The European Secularist Network strongly denounces the U.S. Supreme Court’s decision to overturn Roe v. Wade, ending the federal right to abortion. As soon as this outrageous decision was announced, several states took measures to ban abortion completely or to severely restrict it.
This decision is a serious attack on women’s right to control their own bodies and on the principle of non-discrimination against them. This is an unprecedented step backwards, despite the fact that the right to abortion has been recognised in international law and has been adopted in several countries in recent years (Ireland, Argentina, etc.).
In addition to abortion, the Supreme Court is threatening other rights recognised by the US Constitution, including access to contraception and same-sex marriage, and even “anti-sodomy laws” could be re-introduced or re-enforced by individual states.
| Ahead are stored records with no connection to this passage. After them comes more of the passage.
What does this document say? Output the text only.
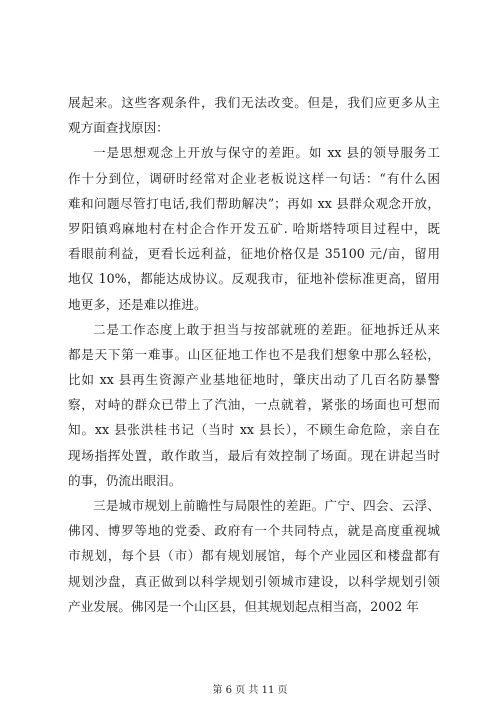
展起来。这些客观条件，我们无法改变。但是，我们应更多从主
观方面查找原因：
一是思想观念上开放与保守的差距。如 xx 县的领导服务工
作十分到位，调研时经常对企业老板说这样一句话：“有什么困
难和问题尽管打电话,我们帮助解决”；再如 xx 县群众观念开放，
罗阳镇鸡麻地村在村企合作开发五矿. 哈斯塔特项目过程中，既
看眼前利益，更看长远利益，征地价格仅是 35100 元/亩，留用
地仅 10%，都能达成协议。反观我市，征地补偿标准更高，留用
地更多，还是难以推进。
二是工作态度上敢于担当与按部就班的差距。征地拆迁从来
都是天下第一难事。山区征地工作也不是我们想象中那么轻松，
比如 xx 县再生资源产业基地征地时，肇庆出动了几百名防暴警
察，对峙的群众已带上了汽油，一点就着，紧张的场面也可想而
知。xx 县张洪桂书记（当时 xx 县长），不顾生命危险，亲自在
现场指挥处置，敢作敢当，最后有效控制了场面。现在讲起当时
的事，仍流出眼泪。
三是城市规划上前瞻性与局限性的差距。广宁、四会、云浮、
佛冈、博罗等地的党委、政府有一个共同特点，就是高度重视城
市规划，每个县（市）都有规划展馆，每个产业园区和楼盘都有
规划沙盘，真正做到以科学规划引领城市建设，以科学规划引领
产业发展。佛冈是一个山区县，但其规划起点相当高，2002 年
第 6 页 共 11 页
For many years, the secularist movement has been warning about the serious threats to fundamental rights caused by the rise of religious conservatism and fundamentalism. The US Supreme Court decision is the result of a systematic strategy of infiltration of judicial institutions by militant Christian fundamentalist organisations, aided by authoritarian politicians.
This phenomenon is not limited to the United States. These organisations are well established in Europe. They have already achieved results here, using similar methods. In Poland, access to abortion has been drastically reduced by the Constitutional Court, which is dominated by judges irregularly appointed by the national-conservative government, under pressure from fundamentalist organisations and the Catholic hierarchy.
Fundamentalists impose their backward ideology on society by bypassing democratically elected authorities, because they know that citizens are overwhelmingly opposed to it.
Faced with these threats, it is urgent to mobilise so that the right to abortion is effectively guaranteed in the European Union. This right stems from its founding principles, such as equality between men and women.